SCOUT MAGAZINE

20 MINUTES IN THE STUDIO WITH PRODUCER FELIX FUNG OF LITTLE RED SOUNDS

by Grady Mitchell | Felix Fung’s career as a producer began mostly by chance. He went to buy a guitar and the seller asked him if he wanted to take his four-track cassette recorder, too. One of his purchases, Felix says, quickly got more play time than the other. “I kind of knew I wasn’t going to be a great guitarist.”

As a kid he spent afternoons at the library, listening to records and poring over photos of studios to see how the masters set themselves up. He wore out his favourite albums trying to piece together how they were made, cataloging the hundreds of tiny decisions that went into each recording. He saw more possibilities in his four track than he did in any instrument. “I could do so much more,” he says. “I had so much more control over everything.”

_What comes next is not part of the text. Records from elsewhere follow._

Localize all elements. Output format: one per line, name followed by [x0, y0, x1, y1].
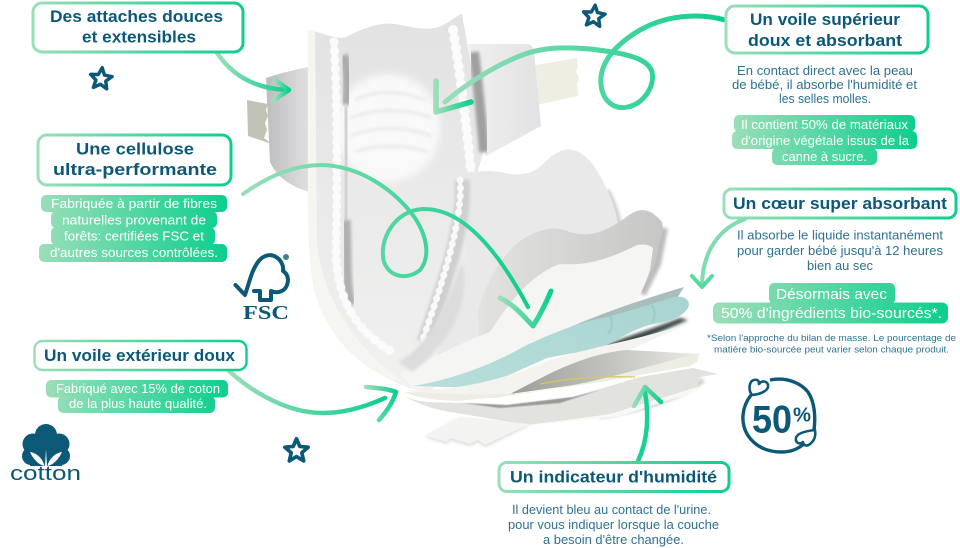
- description: a besoin d'être changée.: [543, 533, 684, 547]
- description: de la plus haute qualité.: [69, 397, 207, 411]
- highlight background: [39, 195, 227, 262]
- highlight background: [46, 380, 228, 413]
- blue absorbent core: [413, 287, 689, 388]
- white separator sheet: [405, 322, 692, 398]
- arrow: attaches: [217, 53, 289, 100]
- heading box: [726, 6, 928, 53]
- callout: voile supérieur: [726, 6, 928, 165]
- icon: star left: [89, 67, 113, 89]
- callout: cœur: [707, 189, 956, 356]
- highlight text: canne à sucre.: [782, 150, 867, 164]
- diaper illustration: [247, 14, 718, 447]
- heading text: Un voile extérieur doux: [44, 346, 236, 365]
- diaper shell: [308, 14, 510, 392]
- wetness indicator layer: [405, 350, 700, 401]
- description: En contact direct avec la peau: [737, 64, 913, 78]
- arrow: indicateur: [634, 387, 661, 461]
- heading text: Un cœur super absorbant: [733, 194, 947, 213]
- highlight text: Il contient 50% de matériaux: [741, 118, 909, 132]
- description: pour garder bébé jusqu'à 12 heures: [737, 244, 943, 258]
- description: de bébé, il absorbe l'humidité et: [732, 78, 918, 92]
- heading text: Un voile supérieur: [750, 10, 900, 29]
- description: forêts: certifiées FSC et: [64, 230, 205, 244]
- description: Il devient bleu au contact de l'urine.: [512, 503, 711, 517]
- description: pour vous indiquer lorsque la couche: [508, 518, 719, 532]
- highlight background: [732, 115, 917, 165]
- icon: 50% badge: %: [793, 404, 811, 426]
- icon: star top: [582, 4, 606, 27]
- white absorbent layer: [398, 245, 653, 388]
- heading box: [34, 341, 246, 370]
- description: bien au sec: [807, 259, 873, 273]
- icon: FSC logo: FSC: [243, 302, 289, 324]
- footnote: *Selon l'approche du bilan de masse. Le pourcentage de: [707, 333, 956, 344]
- footnote: matière bio-sourcée peut varier selon chaque produit.: [714, 344, 949, 356]
- callout: cellulose: [38, 135, 231, 262]
- description: Il absorbe le liquide instantanément: [737, 228, 944, 242]
- callout: voile extérieur: [34, 341, 246, 413]
- description: Fabriqué avec 15% de coton: [56, 382, 220, 396]
- heading text: Des attaches douces: [50, 7, 223, 26]
- grey absorbent layer: [478, 210, 664, 360]
- heading text: Une cellulose: [76, 140, 194, 158]
- icon: star bottom: [285, 439, 308, 461]
- callout: indicateur: [499, 462, 729, 547]
- lower tape: [425, 417, 530, 447]
- icon: FSC logo: [236, 254, 289, 324]
- description: naturelles provenant de: [62, 214, 206, 228]
- heading box: [724, 189, 956, 218]
- icon: cotton logo: [10, 424, 81, 485]
- highlight text: 50% d'ingrédients bio-sourcés*.: [721, 305, 942, 322]
- heading text: Un indicateur d'humidité: [510, 468, 717, 486]
- heading box: [499, 462, 729, 492]
- heading text: et extensibles: [82, 28, 196, 46]
- description: d'autres sources contrôlées.: [50, 246, 218, 260]
- description: les selles molles.: [779, 92, 871, 106]
- callout: attaches: [33, 3, 243, 52]
- outer bottom sheet: [404, 368, 718, 426]
- top pad layer: [422, 150, 620, 385]
- arrow: cœur: [692, 219, 745, 287]
- heading box: [38, 135, 231, 185]
- icon: 50% badge: [743, 379, 815, 452]
- heading box: [33, 3, 243, 52]
- arrow: cellulose: [243, 165, 551, 326]
- icon: 50% badge: 50: [752, 398, 792, 442]
- description: Fabriquée à partir de fibres: [51, 197, 217, 211]
- right fastening tab: [468, 44, 579, 156]
- arrow: voile extérieur: [228, 370, 396, 420]
- icon: cotton logo: cotton: [10, 463, 81, 485]
- highlight text: d'origine végétale issus de la: [741, 134, 909, 148]
- heading text: ultra-performante: [53, 160, 217, 179]
- heading text: doux et absorbant: [748, 31, 902, 50]
- left fastening tab: [247, 66, 313, 193]
- arrow: voile supérieur: [436, 16, 725, 112]
- highlight background: [713, 283, 948, 324]
- highlight text: Désormais avec: [776, 286, 888, 303]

He’s since put those years of adolescent study to use in his East Hastings studio, Little Red Sounds. He’s produced for Vancouver bands like Needles//Pins, Girlfriends and Boyfriends, The Ballantynes, Mode Moderne,Chains of Love, and Shimmering Stars, among many others. If you’ve listened to a Vancouver band, chances are you’ve heard his touch.

Felix’s approach in the studio depends on what the band brings. Sometimes a band shows up with concrete notions of what they want. If that’s the case, Felix says, his job is to protect their vision. Other times, they’re not so sure. Figuring out what they need is an intuitive process of give and take, under the deceptively laid-back guise of just hanging out, talking, and listening to music. Felix tries to give them “touchstones in sound” (as an example, he offers the iconic drum sound from In The Air Tonight, which is now tied to a specific and, let’s face it, cheesy era in the collective memory).

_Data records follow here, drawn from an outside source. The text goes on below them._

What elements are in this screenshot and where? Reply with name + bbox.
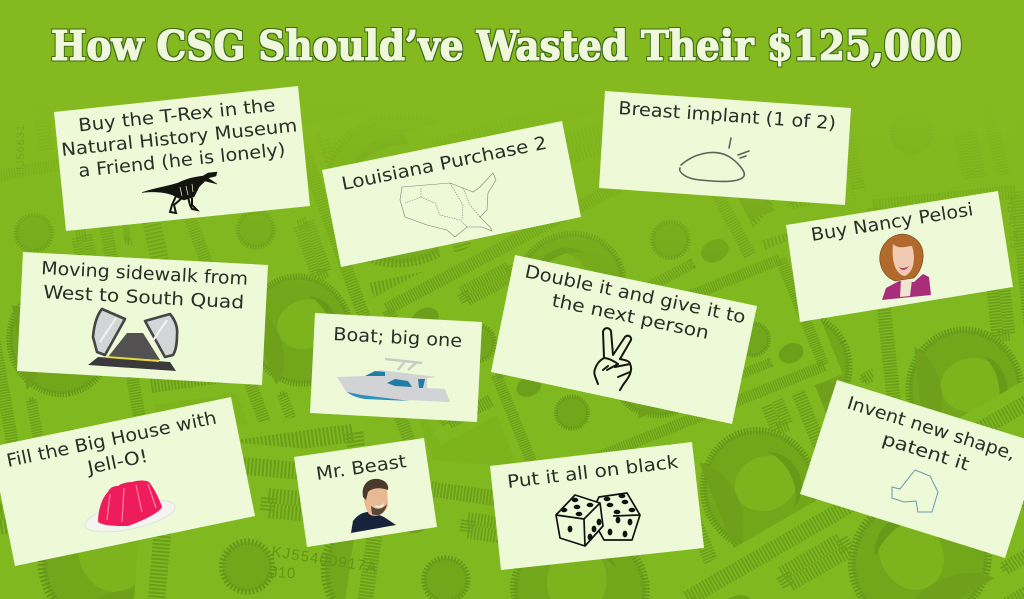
background: scattered dollar bills on green: KJ55400917A [270, 543, 378, 577]
text: Fill the Big House: Fill the Big House with [5, 408, 219, 472]
text: Fill the Big House: Jell-O! [85, 446, 150, 479]
card: Mr. Beast [294, 438, 437, 547]
icon: portrait [880, 234, 931, 300]
icon: USA map outline [400, 173, 496, 237]
text: T-Rex friend [60, 95, 298, 182]
text: T-Rex friend: a Friend (he is lonely) [77, 139, 286, 182]
text: Double it: Double it and give it to [523, 261, 747, 328]
icon: T-Rex skeleton [142, 172, 217, 213]
text: T-Rex friend: Buy the T-Rex in the [77, 95, 276, 136]
title: How CSG Should’ve Wasted Their $125,000 [51, 22, 962, 70]
card: Jell-O [0, 397, 255, 566]
text: Breast implant: Breast implant (1 of 2) [618, 98, 837, 134]
card: Boat [310, 313, 482, 422]
card: Double it [491, 255, 757, 424]
icon: invented shape [892, 470, 938, 512]
card: Breast implant [599, 91, 851, 205]
card: Louisiana Purchase [322, 121, 581, 267]
text: Moving sidewalk: Moving sidewalk from [41, 258, 249, 290]
background: scattered dollar bills on green: HJ56631 [15, 124, 27, 175]
icon: portrait [351, 479, 396, 533]
text: Moving sidewalk: West to South Quad [43, 282, 245, 314]
card: Nancy Pelosi [786, 191, 1013, 322]
icon: peace hand [594, 328, 631, 390]
text: Louisiana Purchase 2: Louisiana Purchase 2 [340, 133, 549, 195]
text: Put it all on black: Put it all on black [506, 452, 680, 493]
text: Boat; big one: Boat; big one [333, 324, 463, 352]
card: Put it all on black [490, 442, 704, 570]
text: Moving sidewalk [41, 258, 249, 314]
text: Double it: the next person [550, 290, 711, 344]
icon: yacht [337, 359, 450, 402]
text: Invent new shape: patent it [880, 429, 972, 476]
icon: dice [556, 493, 640, 546]
text: T-Rex friend: Natural History Museum [60, 115, 298, 161]
text: Invent new shape: Invent new shape, [845, 393, 1018, 465]
icon: moving walkway [88, 309, 177, 371]
card: T-Rex [54, 86, 310, 231]
card: Invent new shape [800, 380, 1024, 558]
card: Moving sidewalk [17, 252, 268, 385]
background: scattered dollar bills on green: HB40395 [1004, 196, 1020, 250]
text: Mr. Beast: Mr. Beast [315, 451, 408, 485]
icon: implant [680, 138, 749, 181]
background: scattered dollar bills on green: J10 [270, 564, 296, 582]
text: Buy Nancy Pelosi: Buy Nancy Pelosi [809, 199, 975, 246]
icon: jello on plate [82, 480, 178, 538]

What he won’t do is lean on technology. “A lot of that stuff sweetens, but it’s also to fix,” he says of modern production setups. Almost everything in Little Red is analog, not far removed from the four track that started him down this path. “There are no real tricks here,” he says. “We focus more on instruments and ideas, I think that’s worth a lot more.”

Felix’s pulls his main influences from his love of 60s music. He cites bands like My Bloody Valentine, Velvet Underground, Jesus and Mary Chain, Brian Jonestown Massacre and, of course, The Beatles as his developmental keystones. Basically, whatever was playing on the oldies stations when he was growing up. “You’re going from uptown Sinatra hits all the way down to The Troggs, and everything in between.”

Same goes for the Vancouver music scene. There’s a breadth of styles for whatever listeners want to hear. The important thing is to support them. “People have to go to shows,” Felix says. “The more beer we sell, the better it is for everyone.”